Equinor (EQNR) fell 8% after its first-quarter cash flow disappointed investors, even though the Norwegian energy company beat expectations on headline profit. The divergence between accounting profit and actual cash generation is a meaningful signal in capital-intensive energy businesses — it raises questions about earnings quality and the sustainability of dividends and investment programs. The drop came against a backdrop of softer oil prices, which have been pressured by reports of a potential U.S.-Iran diplomatic agreement that could eventually bring additional Iranian crude supply to market.

The Calendar

The most closely watched event on Wednesday's calendar is Disney (DIS), which is scheduled to report fiscal second-quarter earnings before Thursday's market open. This will be the first significant financial update since Josh D'Amaro was named CEO, making it a closely watched test not just for the numbers but for the strategic direction of the business.

Investors will be focused on three areas: the trajectory of Disney's streaming business, theme park performance, and the pace of decline in linear television revenue.

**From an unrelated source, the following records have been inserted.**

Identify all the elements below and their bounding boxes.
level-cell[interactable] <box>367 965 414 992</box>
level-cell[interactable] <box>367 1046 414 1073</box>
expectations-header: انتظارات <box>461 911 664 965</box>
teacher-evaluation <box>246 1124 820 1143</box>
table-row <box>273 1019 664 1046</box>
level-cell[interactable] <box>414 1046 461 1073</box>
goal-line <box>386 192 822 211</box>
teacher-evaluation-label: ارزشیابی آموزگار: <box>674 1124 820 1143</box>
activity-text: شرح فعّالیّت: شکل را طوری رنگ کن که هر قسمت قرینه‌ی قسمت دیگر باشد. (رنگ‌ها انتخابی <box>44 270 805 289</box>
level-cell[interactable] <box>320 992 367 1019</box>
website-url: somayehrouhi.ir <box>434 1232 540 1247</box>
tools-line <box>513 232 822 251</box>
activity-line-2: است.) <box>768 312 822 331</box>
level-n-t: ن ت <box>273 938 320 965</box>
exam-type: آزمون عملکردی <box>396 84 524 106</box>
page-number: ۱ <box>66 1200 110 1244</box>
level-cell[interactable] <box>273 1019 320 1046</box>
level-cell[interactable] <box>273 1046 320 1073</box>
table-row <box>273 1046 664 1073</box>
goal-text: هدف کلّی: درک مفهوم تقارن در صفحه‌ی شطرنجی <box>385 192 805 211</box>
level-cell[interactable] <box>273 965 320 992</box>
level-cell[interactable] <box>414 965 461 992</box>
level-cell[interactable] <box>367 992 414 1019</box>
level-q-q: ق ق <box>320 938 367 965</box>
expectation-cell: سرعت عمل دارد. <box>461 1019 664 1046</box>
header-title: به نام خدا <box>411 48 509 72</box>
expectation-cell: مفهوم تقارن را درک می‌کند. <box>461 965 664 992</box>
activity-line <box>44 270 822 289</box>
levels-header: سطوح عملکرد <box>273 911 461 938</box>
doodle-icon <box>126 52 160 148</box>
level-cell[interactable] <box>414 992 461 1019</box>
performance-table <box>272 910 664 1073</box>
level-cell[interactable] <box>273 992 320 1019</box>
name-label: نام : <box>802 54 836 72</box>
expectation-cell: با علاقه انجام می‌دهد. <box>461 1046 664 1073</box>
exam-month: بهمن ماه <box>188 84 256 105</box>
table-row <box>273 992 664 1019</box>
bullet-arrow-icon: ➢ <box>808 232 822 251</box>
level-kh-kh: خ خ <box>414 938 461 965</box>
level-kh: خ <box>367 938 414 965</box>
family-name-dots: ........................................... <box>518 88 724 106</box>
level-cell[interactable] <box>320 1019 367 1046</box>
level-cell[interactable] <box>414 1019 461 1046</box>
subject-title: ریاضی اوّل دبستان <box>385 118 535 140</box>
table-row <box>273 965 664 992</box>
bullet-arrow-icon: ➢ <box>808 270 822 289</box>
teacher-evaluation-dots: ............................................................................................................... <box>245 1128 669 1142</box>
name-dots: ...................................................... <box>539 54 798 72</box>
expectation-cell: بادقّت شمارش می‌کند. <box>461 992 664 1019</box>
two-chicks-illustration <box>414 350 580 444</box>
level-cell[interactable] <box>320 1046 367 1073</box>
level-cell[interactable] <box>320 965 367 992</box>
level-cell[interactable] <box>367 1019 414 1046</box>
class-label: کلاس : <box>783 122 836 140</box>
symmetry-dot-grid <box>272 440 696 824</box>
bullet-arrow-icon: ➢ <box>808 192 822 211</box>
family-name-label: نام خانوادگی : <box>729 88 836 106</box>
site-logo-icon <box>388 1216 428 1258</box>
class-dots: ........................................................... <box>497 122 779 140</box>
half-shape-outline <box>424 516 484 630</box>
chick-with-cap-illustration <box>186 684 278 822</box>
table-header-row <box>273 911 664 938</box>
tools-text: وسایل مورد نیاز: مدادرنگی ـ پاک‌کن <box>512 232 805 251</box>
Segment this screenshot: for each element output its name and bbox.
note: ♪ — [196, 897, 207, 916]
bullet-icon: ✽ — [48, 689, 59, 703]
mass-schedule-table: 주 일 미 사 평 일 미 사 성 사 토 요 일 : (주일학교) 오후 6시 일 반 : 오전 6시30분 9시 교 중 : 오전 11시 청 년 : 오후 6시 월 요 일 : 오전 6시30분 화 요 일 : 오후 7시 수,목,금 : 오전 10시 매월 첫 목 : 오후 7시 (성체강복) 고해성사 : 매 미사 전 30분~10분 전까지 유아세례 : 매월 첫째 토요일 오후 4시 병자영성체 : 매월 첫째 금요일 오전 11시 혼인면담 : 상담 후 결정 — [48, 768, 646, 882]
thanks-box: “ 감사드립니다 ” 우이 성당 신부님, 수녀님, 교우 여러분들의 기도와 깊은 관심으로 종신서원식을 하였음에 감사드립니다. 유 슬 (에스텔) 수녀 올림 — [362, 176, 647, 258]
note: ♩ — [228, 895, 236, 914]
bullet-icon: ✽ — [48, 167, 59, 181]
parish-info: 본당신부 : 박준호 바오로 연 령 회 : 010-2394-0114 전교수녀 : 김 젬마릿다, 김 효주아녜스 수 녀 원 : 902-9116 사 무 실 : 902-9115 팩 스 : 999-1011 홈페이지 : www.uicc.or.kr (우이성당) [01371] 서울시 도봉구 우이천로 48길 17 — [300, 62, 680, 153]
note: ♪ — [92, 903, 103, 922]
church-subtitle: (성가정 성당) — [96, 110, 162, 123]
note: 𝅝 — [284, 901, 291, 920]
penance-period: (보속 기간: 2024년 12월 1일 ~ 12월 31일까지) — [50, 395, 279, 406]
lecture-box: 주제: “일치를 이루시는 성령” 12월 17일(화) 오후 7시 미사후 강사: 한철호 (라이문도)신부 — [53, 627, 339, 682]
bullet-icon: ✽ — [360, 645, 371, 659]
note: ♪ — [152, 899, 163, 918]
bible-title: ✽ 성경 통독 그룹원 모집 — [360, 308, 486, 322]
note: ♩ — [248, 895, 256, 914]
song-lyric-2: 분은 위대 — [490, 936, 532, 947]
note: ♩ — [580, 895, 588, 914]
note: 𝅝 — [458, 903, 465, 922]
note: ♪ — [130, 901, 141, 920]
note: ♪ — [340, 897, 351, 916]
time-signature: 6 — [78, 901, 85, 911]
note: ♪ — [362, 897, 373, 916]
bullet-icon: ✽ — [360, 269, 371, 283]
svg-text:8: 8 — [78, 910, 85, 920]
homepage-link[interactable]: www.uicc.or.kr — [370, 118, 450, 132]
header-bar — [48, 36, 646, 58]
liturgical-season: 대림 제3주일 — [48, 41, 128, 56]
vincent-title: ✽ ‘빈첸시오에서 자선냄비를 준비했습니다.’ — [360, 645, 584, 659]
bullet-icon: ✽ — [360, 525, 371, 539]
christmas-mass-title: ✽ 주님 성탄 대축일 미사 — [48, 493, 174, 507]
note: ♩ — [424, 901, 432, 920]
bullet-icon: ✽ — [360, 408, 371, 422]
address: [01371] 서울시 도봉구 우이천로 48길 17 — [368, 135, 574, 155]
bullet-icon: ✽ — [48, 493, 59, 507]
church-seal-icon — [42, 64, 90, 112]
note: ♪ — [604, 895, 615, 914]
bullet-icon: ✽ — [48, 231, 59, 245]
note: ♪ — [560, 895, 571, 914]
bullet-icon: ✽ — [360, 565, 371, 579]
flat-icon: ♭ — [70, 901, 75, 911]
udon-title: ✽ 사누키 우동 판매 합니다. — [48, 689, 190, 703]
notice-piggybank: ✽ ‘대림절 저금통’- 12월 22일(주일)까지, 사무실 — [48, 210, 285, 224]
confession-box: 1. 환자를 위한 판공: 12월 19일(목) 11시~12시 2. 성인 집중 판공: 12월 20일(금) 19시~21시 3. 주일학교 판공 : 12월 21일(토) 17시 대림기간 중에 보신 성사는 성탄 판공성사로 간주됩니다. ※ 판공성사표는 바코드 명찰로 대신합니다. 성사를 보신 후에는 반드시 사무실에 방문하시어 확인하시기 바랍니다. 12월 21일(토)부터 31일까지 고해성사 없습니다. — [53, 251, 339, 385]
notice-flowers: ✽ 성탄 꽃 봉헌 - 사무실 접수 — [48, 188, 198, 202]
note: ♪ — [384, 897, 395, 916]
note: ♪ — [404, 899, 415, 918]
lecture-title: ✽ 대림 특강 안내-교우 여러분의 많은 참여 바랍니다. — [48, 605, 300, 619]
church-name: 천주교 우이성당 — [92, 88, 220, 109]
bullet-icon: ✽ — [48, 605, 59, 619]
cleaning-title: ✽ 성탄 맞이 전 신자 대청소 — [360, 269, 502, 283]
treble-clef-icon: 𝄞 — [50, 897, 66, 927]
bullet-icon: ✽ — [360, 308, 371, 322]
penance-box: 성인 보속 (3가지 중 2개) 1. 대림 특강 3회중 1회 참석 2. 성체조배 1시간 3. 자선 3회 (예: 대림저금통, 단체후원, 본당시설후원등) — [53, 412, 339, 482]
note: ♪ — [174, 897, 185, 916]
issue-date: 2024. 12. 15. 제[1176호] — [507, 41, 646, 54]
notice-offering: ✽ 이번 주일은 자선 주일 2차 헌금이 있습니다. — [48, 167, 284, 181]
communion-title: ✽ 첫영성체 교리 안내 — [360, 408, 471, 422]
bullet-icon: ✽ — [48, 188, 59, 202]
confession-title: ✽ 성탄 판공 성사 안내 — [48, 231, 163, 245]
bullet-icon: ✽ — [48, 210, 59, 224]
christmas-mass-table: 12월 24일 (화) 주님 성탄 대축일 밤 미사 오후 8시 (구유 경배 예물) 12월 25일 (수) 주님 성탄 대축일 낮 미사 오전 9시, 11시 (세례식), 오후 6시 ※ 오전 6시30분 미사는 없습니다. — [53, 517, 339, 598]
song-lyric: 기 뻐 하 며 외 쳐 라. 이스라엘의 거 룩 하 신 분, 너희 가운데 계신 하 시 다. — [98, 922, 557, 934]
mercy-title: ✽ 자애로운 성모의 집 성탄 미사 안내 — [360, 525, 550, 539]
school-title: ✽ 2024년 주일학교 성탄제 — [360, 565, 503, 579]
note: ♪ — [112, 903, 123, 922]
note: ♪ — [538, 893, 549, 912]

Media companies broadly are navigating a structural shift from traditional broadcast economics toward direct-to-consumer models, and Disney's results will offer a read on how that transition is progressing under new leadership.

Beyond Disney, any further developments on the reported U.S.-Iran diplomatic agreement warrant attention. Oil prices have already softened on the prospect of a deal; confirmation or denial of progress could move energy names meaningfully.

There are no major Federal Reserve speakers or scheduled economic releases on Wednesday's calendar that would directly alter the rate outlook. The next significant macro catalyst remains the upcoming U.S. jobs report, which carries implications for the Fed's interest-rate stance and the sustainability of equity valuations at record levels.

Watch List

AMD — Watch whether the post-earnings move holds through the session. Stocks that gap higher on earnings often face profit-taking as the day progresses; sustained strength would confirm institutional conviction in the AI CPU thesis.

INTC, ARM, QCOM — Sympathy moves in semiconductor names can fade quickly if they lack their own fundamental catalyst. Monitor whether these names maintain their gains or give back ground as the session matures.

EQNR and energy sector — The cash-flow miss at Equinor, combined with softer oil prices, puts the energy sector in a difficult position. Watch whether the weakness is contained to Equinor or begins to pressure broader energy names like integrated majors.

DIS — The pre-earnings setup for Disney is worth tracking through Wednesday's session. Any unusual options activity or analyst commentary ahead of Thursday morning's report could signal where institutional money is positioned.

Oil prices — The Iran diplomatic story is fluid. A concrete development — in either direction — could produce a sharp move in crude, with knock-on effects for energy stocks and broader inflation expectations. The Strait of Hormuz context from earlier this week remains relevant: any signal on naval operations or sanctions relief would be market-moving.

The session's central question is whether AMD's results represent a durable broadening of the AI trade or a single-stock catalyst that fades once the initial enthusiasm settles. The sympathy moves in Intel, Arm, and Qualcomm suggest the market is leaning toward the former — but the industrial and energy earnings crossing the tape simultaneously are a reminder that the macro picture outside of technology remains complicated.